Так как дежурный по Генеральному штабу знал, что вопрос о немецкой ракете докладывался руководству в Кремле, а генерал Антонов был у Сталина, из Генштаба в Ставку Верховного главнокомандующего раздался звонок.
Дежурный . Товарищ Горбачев, докладывает подполковник Савин из Генштаба. К нам пришла срочная радиограмма из Львова.
Горбачев . Давайте.
Дежурный . Группа «Ракета» просит указаний: посадочная полоса у партизан разъехалась из-за дождей. Считают, что сейчас рискованно садиться. Просят перенести полет на следующую неделю.
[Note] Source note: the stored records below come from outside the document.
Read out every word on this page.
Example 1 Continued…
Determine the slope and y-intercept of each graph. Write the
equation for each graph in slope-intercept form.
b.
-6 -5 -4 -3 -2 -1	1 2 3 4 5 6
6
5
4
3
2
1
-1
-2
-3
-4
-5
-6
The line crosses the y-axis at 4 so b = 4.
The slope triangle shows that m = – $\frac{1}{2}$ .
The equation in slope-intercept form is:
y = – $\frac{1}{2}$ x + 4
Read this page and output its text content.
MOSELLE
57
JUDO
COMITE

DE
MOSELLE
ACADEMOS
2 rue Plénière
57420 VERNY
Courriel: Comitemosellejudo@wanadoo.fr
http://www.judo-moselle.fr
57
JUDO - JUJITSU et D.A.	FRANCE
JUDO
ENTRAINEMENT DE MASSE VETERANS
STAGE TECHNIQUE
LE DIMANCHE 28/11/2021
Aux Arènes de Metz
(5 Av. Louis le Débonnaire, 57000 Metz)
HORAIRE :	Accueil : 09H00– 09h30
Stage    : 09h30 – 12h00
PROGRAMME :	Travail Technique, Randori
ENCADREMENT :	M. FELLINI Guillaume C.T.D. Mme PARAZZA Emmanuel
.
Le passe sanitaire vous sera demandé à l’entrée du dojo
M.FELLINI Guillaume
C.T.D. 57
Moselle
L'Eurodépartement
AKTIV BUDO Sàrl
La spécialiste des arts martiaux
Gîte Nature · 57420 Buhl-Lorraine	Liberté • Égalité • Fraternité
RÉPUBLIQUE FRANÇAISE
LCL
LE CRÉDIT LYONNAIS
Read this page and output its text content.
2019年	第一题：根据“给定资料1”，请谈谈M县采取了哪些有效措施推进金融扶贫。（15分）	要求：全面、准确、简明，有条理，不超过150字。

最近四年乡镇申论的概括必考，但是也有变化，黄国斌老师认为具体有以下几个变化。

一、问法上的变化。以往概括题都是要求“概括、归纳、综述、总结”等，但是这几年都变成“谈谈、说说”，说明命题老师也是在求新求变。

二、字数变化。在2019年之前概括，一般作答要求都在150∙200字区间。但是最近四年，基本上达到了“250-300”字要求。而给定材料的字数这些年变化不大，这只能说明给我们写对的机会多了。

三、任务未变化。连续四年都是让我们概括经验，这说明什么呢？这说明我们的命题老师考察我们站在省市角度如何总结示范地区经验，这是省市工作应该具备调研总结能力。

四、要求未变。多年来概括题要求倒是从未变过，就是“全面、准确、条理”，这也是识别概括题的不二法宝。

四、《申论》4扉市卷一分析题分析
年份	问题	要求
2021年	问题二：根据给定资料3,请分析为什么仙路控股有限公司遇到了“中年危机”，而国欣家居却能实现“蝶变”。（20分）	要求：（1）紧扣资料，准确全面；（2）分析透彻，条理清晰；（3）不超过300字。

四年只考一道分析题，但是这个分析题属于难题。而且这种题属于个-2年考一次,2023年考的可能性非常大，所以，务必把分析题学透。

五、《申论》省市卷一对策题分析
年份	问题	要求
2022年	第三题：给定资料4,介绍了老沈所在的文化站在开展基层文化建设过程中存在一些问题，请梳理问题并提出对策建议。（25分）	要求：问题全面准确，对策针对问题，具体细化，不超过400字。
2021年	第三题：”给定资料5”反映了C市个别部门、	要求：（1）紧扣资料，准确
Горбачев . Я сейчас доложу товарищу Поскребышеву.
Через десять минут полковник Горбачев, дежурный в приемной Сталина, позвонил в Генеральный штаб и сказал:
— Есть мнение, что откладывать полет нецелесообразно.
— Значит, лететь?
— Я повторяю вам: есть мнение, что откладывать полет нецелесообразно…
— Ясно, товарищ Горбачев. До свидания.
…МОСКВА — ЛЬВОВУ: «Необходимо немедленно осуществить операцию „Ракета“, не откладывая на воскресенье».
ЛЬВОВ — ПШИМАНСКОМУ И БОГДАНОВУ: «Просим сообщить, есть ли хоть какая-то возможность приземления».
ОТ ПШИМАНСКОГО И БОГДАНОВА: «Площадка есть, но никакой гарантии дать не можем».
ЛЬВОВ: «Вылет сегодня в условленное время».
Пшиманский и Богданов лежали в хворосте. От земли тянуло холодом — все шло к тому, что вот-вот ударят морозы. Небо не по-ночному светлое, но звезды в нем были очень ярки — не голубые даже, а рельефно-зеленые, видимо от студеного инея.
— Можно потерять все из-за двух дней, — сказал Пшиманский.
— Им там виднее.
— Почему? Виднее нам.
— Нам — с нашей колокольни, — ответил Богданов. — Им — с ихней.
— Все равно — глупо.
— У вас спичек нет?
— Пожалуйста.
— У немцев хорошие спички.
— У них дрянные спички. Бумажные. Пальцы жгут… Когда ж они подлетят?
— Должны сейчас.
— Через три часа будете у своих, — улыбнулся в темноте Пшиманский и в темноте даже не увидел, но ясно почувствовал, как улыбается русский.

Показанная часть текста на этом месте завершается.